IDF must fight ultra-Orthodox extremism
The hundreds of women soldiers who angrily left Simhat Torah celebrations in the south after they were made to crowd into a small area away from male celebrants are the latest victims of a worrisome trend toward ultra-Orthodoxy in the Israel Defense Forces.
The hundreds of women soldiers who angrily left Simhat Torah celebrations in the south after they were made to crowd into a small area away from male celebrants are the latest victims of a worrisome trend toward ultra-Orthodoxy in the Israel Defense Forces. There had already been incidents where male soldiers refused to serve under female instructors and officers, and women have been segregated at a training school's swimming pool.

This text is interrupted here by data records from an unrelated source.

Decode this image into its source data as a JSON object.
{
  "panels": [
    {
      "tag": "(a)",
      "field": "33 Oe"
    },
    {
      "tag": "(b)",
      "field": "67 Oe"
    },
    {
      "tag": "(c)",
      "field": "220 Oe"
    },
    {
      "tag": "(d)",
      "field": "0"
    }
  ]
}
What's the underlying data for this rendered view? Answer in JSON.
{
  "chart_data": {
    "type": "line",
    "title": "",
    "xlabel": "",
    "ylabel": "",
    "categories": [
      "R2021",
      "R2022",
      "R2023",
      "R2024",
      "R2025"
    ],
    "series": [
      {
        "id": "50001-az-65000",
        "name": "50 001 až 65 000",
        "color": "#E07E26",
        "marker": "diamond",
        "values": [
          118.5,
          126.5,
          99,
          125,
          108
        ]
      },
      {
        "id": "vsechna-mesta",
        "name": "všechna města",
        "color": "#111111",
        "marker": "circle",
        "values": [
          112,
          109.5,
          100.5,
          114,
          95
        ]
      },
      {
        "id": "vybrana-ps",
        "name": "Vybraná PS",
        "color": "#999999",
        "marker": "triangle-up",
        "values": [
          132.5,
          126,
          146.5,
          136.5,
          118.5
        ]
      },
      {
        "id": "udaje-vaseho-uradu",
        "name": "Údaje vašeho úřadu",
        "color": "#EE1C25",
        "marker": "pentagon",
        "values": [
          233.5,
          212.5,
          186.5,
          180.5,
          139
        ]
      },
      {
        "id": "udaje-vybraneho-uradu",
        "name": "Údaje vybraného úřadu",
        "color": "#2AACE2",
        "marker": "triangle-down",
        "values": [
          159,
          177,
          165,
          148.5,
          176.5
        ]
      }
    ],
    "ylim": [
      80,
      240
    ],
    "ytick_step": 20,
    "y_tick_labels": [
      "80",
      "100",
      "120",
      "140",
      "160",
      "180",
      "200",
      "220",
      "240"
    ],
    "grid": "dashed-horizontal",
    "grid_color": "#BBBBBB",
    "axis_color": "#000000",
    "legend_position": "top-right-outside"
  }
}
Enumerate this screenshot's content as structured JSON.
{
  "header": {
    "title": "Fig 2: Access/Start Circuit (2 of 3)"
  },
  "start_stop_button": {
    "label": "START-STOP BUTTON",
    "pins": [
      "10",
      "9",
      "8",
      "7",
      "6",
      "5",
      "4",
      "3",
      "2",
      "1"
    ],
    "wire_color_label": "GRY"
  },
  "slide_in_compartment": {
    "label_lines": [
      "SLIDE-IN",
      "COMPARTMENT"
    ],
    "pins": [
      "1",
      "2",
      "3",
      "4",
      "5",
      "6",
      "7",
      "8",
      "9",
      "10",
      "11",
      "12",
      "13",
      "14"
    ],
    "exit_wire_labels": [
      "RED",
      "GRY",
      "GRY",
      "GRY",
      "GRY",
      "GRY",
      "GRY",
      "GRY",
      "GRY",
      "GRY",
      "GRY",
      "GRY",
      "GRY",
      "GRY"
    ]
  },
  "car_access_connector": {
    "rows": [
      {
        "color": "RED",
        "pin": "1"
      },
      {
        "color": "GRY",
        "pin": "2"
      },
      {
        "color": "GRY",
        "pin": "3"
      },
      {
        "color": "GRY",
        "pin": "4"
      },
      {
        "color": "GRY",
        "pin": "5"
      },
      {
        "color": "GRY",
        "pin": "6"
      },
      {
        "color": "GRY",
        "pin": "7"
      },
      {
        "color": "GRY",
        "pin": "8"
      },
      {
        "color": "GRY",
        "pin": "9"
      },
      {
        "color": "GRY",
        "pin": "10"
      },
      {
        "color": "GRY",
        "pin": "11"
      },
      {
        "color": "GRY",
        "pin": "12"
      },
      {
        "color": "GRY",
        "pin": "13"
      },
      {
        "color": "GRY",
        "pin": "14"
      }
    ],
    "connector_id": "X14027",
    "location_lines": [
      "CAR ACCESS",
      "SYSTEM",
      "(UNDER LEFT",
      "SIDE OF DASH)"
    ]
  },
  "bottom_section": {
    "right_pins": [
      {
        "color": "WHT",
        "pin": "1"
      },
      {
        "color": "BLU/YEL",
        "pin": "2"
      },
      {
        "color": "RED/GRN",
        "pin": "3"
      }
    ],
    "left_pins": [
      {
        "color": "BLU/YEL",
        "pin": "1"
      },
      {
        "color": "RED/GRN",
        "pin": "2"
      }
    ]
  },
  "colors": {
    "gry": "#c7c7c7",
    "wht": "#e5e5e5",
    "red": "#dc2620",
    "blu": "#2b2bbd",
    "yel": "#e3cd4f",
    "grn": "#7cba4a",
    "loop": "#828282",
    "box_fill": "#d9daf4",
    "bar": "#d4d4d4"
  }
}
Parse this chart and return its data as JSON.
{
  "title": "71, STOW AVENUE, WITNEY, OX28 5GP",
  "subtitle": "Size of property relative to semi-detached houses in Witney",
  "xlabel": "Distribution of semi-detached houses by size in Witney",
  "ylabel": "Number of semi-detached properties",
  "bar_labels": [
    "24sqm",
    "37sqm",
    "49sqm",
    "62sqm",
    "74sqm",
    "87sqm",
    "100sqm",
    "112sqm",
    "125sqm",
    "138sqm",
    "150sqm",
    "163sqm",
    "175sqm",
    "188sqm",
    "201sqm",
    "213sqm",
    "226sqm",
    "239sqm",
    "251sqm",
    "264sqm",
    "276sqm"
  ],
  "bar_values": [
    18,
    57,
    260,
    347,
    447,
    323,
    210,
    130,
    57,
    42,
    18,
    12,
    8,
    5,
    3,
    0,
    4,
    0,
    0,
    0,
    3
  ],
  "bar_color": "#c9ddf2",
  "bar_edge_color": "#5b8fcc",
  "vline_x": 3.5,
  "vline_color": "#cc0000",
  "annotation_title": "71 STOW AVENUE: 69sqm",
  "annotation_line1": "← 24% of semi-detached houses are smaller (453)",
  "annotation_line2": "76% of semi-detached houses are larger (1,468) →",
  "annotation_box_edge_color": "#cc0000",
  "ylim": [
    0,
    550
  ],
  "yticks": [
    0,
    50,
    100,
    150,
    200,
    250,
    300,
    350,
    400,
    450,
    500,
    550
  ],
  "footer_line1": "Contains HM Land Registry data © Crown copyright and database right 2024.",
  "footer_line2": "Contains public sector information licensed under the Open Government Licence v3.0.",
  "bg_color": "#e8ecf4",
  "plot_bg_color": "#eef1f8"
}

Another time, officer candidates left a ceremony because women were singing.
During the IDF's main Sukkot holiday event, organized under the banner "we build the people's army in a spirit of unity," women were segregated in an offensive way, as though this were a remote ultra-Orthodox social hall and not an official army event held with civilian participation in the area of the Eshkol Regional Council. This was incredibly insulting. Many of the participants were not religious, and apart from those who enforced the wrongheaded segregation policy, the religious celebrants were also taken aback.
Apparently a few religious extremists were not satisfied that the women were dancing separately and took the initiative to move them to a separate area. Yet senior officers in the Gaza division, including Brig. Gen. Yossi Bachar and IDF Chief Rabbi Rafi Peretz, stood idly by and did not intervene on the women soldiers' behalf. How can it be that a few extremists who seek to turn Jewish law into an instrument of crude segregation can lead two top IDF officers by the nose? Or do these officers disavow responsibility when it comes to actions offensive to women soldiers?
The trend toward ultra-Orthodox extremism that has been gripping religious soldiers takes on a particularly fanatic cast when it applies to women. In recent years the IDF has created unprecedented opportunities for female soldiers, and women soldiers are now promoted in elite units and combat roles based on their abilities. But aggressive religious isolationism belies these new realities and undermines the status of women soldiers who serve in all roles in the IDF.
This is a dangerous trend that distorts the army's character and causes revulsion among most Israelis. It behooves Chief of Staff Benny Gantz to take steps to stifle this trend before it's too late.